Continued cost increases are of particular concern to businesses, including thousands of small companies that make up the backbone of the British economy. “Far from peaking, inflation continues to rise,” the British Chambers of Commerce said in a statement. “We speak to thousands of businesses who tell us this is unsustainable.”
A broader recession is expected to spread to the continent by the end of the year, with countries from France to Finland facing a double blow of rising inflation and slowing or declining growth. Russia’s war in Ukraine, and retaliatory sanctions against Russia by European countries, have caused global fuel, food and fertilizer prices to soar.
Wages in Britain increased 5.7 percent in the third quarter, their fastest pace in 20 years, as people re-entered the work force following the end of Britain’s pandemic lockdowns. But inflation is rising so fast that it is outstripping those gains, leaving households struggling to keep up.

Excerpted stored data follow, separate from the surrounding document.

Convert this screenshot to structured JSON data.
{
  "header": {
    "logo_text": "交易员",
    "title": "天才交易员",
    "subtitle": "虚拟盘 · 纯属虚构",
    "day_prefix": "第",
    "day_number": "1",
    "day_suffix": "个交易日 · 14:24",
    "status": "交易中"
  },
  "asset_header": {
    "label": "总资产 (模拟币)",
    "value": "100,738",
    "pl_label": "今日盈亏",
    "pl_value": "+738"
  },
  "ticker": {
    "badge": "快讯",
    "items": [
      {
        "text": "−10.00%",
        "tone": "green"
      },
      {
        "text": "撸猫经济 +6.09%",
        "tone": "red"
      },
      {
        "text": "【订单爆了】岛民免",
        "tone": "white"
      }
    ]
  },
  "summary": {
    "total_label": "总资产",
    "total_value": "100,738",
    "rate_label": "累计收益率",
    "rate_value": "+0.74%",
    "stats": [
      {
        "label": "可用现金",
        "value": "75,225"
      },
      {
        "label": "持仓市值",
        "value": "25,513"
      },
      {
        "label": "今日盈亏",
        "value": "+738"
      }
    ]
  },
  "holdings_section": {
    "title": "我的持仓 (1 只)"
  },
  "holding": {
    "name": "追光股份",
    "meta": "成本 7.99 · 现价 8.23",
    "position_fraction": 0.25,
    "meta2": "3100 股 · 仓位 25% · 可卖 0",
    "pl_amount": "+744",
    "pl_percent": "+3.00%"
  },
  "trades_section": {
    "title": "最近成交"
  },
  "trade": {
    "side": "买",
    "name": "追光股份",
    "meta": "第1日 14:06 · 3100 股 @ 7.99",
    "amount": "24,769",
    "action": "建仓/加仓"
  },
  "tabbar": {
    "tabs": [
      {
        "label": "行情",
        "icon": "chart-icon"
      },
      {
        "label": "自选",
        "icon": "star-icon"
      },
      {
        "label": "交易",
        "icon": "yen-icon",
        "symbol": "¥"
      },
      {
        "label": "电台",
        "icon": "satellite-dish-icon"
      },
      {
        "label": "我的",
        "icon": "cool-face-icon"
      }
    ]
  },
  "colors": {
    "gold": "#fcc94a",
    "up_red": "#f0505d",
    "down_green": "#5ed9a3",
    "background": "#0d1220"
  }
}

And some of the employment gains mask an underlying precariousness, with many people re-entering the labor market as self-employed workers. When adjusted for rising prices, wages overall fell by 2.7 percent in September.
To bring inflation down, the Bank of England is trying to curb economic growth with a series of interest rate increases. Earlier this month the central bank raised interest rates by three-quarters of a point to 3 percent, the highest since 2008. Analysts at ING said the bank was likely to raise rates by another half point in December.
But the moves have put further financial pressure on homeowners already worried about rising costs, because they keep mortgage rates high and will have the effect of cooling an economy that is already slowing down. The cost of housing and household services jumped by over 26 percent in October from a year ago.
Inflation should start to come down slowly starting next year as energy costs peak, Pantheon Macroeconomics, a research firm, said in a note to clients. But overall living and business costs will remain “extremely dependent on the government’s approach to subsiding energy prices,” the firm said.
Britain’s economy is also suffering from a series of self-inflicted wounds by the governing Conservative Party. The prime minister, Rishi Sunak, has made it clear that he intends to take a tougher approach to public finances after a period of turmoil under the preceding leader, Liz Truss, who pushed economic policies during a short-lived tenure that threw Britain into financial turmoil.
On Thursday, Mr. Sunak and the chancellor of the Exchequer, Jeremy Hunt, are expected to announce tax increases and spending cuts alongside a plan to cut Britain’s debt.
The statement is expected to detail spending and tax policies in line with lowering Britain’s debt burden. It will be accompanied by forecasts from the Office for Budget Responsibility, an independent government watchdog that will assess the impact of the government’s policies on the economy and public finances.